La politique sociale est nécessaire pour lutter contre la pauvreté et réduire les inégalités inappropriées. Elle vise à apporter une aide à toute personne ou ménage pour lui permettre d’avoir un niveau de vie décent, au-delà du minimum vital, et, par des mesures de redistribution en direction des publics fragiles, à limiter d’abord leur précarisation par le travail.

Son rôle est « curatif ». Elle a par nature un caractère temporaire : une fois la cause de l’intervention « réparée », elle n’a plus lieu d’être. Son financement repose ou devrait reposer sur la solidarité nationale et donc essentiellement sur l’impôt, à travers une solidarité « verticale » entre ménages les plus aisés et ménages plus démunis et pas simplement parmi les seuls ménages avec enfants.

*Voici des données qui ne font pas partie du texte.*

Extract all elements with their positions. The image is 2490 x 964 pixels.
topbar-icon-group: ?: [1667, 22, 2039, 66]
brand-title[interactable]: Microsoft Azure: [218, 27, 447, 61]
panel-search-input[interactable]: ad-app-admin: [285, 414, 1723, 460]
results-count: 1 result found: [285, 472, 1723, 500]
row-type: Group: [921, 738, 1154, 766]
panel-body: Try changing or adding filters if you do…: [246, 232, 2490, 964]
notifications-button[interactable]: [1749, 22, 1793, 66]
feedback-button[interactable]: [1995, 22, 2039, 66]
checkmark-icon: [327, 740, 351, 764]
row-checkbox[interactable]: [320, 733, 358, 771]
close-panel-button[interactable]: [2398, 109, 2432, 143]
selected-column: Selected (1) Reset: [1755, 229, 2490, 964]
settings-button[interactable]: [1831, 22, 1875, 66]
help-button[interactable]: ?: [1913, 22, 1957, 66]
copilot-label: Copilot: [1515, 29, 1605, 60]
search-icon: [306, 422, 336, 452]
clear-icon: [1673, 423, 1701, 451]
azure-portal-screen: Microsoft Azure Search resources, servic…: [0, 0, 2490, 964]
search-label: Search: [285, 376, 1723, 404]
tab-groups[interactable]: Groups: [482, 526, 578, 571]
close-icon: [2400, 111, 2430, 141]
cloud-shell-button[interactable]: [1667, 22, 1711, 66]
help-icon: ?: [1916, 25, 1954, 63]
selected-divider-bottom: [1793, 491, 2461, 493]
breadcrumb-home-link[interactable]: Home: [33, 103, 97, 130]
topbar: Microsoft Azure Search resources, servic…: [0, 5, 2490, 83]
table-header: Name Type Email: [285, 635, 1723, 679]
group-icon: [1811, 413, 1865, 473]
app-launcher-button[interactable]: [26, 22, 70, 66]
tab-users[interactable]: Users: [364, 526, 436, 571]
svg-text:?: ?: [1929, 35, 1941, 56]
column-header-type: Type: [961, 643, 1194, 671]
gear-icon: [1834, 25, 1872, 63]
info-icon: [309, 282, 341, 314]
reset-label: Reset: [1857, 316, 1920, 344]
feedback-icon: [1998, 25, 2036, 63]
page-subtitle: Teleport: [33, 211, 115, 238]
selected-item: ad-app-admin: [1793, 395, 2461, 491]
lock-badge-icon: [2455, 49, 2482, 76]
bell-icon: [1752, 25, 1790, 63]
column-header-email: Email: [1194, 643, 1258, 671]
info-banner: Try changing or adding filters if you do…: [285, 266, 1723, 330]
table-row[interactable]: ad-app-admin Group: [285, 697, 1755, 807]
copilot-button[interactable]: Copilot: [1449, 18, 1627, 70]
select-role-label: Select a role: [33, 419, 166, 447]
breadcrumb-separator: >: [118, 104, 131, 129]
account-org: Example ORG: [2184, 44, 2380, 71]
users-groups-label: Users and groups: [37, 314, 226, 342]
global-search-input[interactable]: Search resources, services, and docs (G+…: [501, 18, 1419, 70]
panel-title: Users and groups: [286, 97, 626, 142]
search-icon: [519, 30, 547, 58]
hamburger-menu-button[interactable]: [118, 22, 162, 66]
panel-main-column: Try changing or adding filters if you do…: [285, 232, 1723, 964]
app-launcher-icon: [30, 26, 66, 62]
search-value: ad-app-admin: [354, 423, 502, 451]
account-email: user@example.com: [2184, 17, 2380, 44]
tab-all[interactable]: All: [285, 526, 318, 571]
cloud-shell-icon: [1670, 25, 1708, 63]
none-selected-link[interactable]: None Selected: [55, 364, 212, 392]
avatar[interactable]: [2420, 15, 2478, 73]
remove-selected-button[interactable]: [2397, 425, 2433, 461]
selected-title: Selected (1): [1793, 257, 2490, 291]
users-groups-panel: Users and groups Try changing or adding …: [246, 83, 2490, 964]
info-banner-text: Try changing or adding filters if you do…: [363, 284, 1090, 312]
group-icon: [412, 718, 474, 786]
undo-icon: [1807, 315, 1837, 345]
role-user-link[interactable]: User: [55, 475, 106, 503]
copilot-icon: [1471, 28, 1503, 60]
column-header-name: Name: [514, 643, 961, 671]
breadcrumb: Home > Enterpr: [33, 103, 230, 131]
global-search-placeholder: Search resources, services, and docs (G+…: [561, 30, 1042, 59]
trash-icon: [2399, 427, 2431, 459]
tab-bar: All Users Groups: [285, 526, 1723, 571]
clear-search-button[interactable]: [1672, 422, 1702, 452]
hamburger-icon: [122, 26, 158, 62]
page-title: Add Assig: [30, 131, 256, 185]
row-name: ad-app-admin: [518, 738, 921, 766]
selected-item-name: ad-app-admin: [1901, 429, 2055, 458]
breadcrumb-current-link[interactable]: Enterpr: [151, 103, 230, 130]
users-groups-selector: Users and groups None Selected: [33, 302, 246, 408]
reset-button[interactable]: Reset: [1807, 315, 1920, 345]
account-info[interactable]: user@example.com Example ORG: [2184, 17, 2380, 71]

Politique familiale et politique sociale sont indispensables et complémentaires dans leurs objectifs. Par exemple, permettre aux familles d’assumer financièrement leurs jeunes adultes à charge, tout en offrant à ceux-ci une qualification professionnelle les menant vers l’autonomie, c’est éviter qu’un jeune coure un risque d’exclusion, qui nécessiterait alors de recourir à une politique sociale.

* INSEE, Revenus et patrimoine des ménages, juin 2014

Pérenniser le financement de la politique familiale et conforter sa légitimité

  • Revaloriser le travail (réduction du coût de la main d’œuvre, améliorer l’emploi des seniors...)
  • Libérer les capacités de la France à susciter une croissance économique durable et créatrice d’emplois

Mesurer la pertinence des mesures à caractère social, par le biais de durées d’application limitées et par la mise en place d’évaluations systématiques de l’effet des aides apportées.